The Immigration Skills Charge (Amendment) Regulations 2020 passed both houses of the Parliament on 3rd November 2020. It is to amend the Immigration Skills Charge Regulations 2017.
What is the immigration skills charge?
First thing first, immigration skills charge is levy paid by employers who hire foreign workers to the government.
Employers must pay this if they are applying for a visa to work in the UK for 6 months or more under either a:
- Tier 2 (General) visa
- Tier 2 (Intra-company Transfer) visa
If the worker has applied for their visa from within the UK, the employer must pay the charge even if they’re applying for less than 6 months.
So what has changed?
Amendments made by the 2020 Regulations include the definition of skilled worker and add exemptions to the requirement to pay the charge. These Regulations come into force on 1 December 2020.

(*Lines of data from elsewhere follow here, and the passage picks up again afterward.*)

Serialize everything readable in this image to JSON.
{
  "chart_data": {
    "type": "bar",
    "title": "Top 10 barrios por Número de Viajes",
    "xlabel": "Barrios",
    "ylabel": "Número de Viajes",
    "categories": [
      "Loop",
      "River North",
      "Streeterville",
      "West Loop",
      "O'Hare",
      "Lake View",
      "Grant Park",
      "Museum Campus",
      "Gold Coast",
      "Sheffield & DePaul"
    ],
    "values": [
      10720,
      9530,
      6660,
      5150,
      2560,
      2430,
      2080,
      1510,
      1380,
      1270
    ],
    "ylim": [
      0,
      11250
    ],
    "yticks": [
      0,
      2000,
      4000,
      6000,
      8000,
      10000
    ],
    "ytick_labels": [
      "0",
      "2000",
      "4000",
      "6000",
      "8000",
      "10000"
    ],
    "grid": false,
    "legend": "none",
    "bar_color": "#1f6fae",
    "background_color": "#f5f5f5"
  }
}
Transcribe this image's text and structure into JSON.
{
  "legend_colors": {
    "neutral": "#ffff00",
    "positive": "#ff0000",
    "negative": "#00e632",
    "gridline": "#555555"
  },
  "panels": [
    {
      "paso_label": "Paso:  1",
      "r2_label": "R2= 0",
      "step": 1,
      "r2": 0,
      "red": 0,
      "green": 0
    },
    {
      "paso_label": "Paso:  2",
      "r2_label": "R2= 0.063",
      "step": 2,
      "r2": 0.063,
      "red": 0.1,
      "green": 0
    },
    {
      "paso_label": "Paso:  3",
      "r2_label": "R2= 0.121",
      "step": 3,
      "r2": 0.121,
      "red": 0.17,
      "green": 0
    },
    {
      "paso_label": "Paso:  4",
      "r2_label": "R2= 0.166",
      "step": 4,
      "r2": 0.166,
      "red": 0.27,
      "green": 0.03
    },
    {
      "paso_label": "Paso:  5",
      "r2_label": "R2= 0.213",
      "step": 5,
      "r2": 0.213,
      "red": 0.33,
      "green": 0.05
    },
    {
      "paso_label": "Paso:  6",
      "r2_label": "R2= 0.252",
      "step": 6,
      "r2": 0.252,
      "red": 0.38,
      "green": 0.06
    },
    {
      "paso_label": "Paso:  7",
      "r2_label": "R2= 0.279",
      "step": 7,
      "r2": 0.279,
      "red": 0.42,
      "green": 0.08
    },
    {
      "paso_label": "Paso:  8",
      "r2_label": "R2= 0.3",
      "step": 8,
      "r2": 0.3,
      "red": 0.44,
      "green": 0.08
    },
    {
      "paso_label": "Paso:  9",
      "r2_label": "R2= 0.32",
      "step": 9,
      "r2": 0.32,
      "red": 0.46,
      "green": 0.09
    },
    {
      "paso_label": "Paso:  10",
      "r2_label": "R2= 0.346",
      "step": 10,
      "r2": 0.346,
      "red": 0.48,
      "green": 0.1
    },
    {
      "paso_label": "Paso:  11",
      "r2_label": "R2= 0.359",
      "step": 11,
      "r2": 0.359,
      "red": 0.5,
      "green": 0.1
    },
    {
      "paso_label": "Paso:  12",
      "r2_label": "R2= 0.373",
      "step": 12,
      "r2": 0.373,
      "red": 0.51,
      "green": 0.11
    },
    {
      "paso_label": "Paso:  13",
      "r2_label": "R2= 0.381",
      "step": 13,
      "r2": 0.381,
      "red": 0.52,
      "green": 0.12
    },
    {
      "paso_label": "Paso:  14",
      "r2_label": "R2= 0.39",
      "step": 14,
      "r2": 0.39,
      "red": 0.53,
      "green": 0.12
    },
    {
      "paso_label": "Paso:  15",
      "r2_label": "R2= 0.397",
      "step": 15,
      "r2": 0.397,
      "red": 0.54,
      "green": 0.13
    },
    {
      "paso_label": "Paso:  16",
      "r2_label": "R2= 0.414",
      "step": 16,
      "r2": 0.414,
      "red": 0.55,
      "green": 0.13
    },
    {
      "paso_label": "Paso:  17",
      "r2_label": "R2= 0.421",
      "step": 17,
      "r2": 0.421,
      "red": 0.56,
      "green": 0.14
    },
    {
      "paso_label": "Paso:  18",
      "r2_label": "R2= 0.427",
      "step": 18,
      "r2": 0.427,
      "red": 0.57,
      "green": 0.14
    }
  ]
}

Definition of a skilled worker:
The amendment defines a person as a skilled worker as follows:
“skilled worker” means an individual who, in order to undertake employment, seeks entry clearance or leave to remain via an immigration route that—
(a) requires the individual’s role to be skilled appropriately in accordance with the immigration rules;
(b) requires the individual’s remuneration to meet or exceed a minimum threshold in accordance with the immigration rules;
(c) requires the individual to be sponsored in accordance with the immigration rules; and
(d) permits workers applying under that route to obtain a visa for a time period greater than 2 years.”
Exemptions from the charge:
The obligation to pay the charge does not apply where a sponsor assigns a certificate of sponsorship to a skilled worker under the following catchments (the last 3 in bold have been added within the recent amendment):
(i) 2111 (chemical scientists);
(ii) 2112 (biological scientists and biochemists);
(iii) 2113 (physical scientists);
(iv) 2114 (social and humanities scientists);
(v) 2119 (natural and social science professionals not elsewhere classified);
(vi) 2150 (research and development managers);
(vii) 2311 (higher education teaching professionals);
(viii) 2444 (clergy);
(ix) 3441 (sports players);
(x) 3442 (sports coaches, instructors and officials);.
Refunds on the Immigration Skill Charge
Employers can apply for a full refund if the worker’s visa application is:
- refused or withdrawn
- successful, but they do not come to work for you
They can get a partial refund if the worker:
- gets less time on their visa than you sponsored them for
- starts working for you but then changes to another sponsor
- leaves their job before the end date on their certificate of sponsorship
How long it takes
Employers usually get a refund within 90 days of:
- telling UKVI that the worker did not come to work for you
- the expiration date on the worker’s certificate of sponsorship, if they did not use it to apply for a visa
- the date the worker’s visa application is refused or withdrawn
If the worker’s visa application is refused, the employer can ask for the decision to be reviewed. This is known as an ‘administrative review’.
If they do not ask for an administrative review, the employer can get a refund within 90 days of the deadline for applying for one.
The employer will get a refund within 90 days of the administrative review being dismissed if the worker applied for one and were unsuccessful.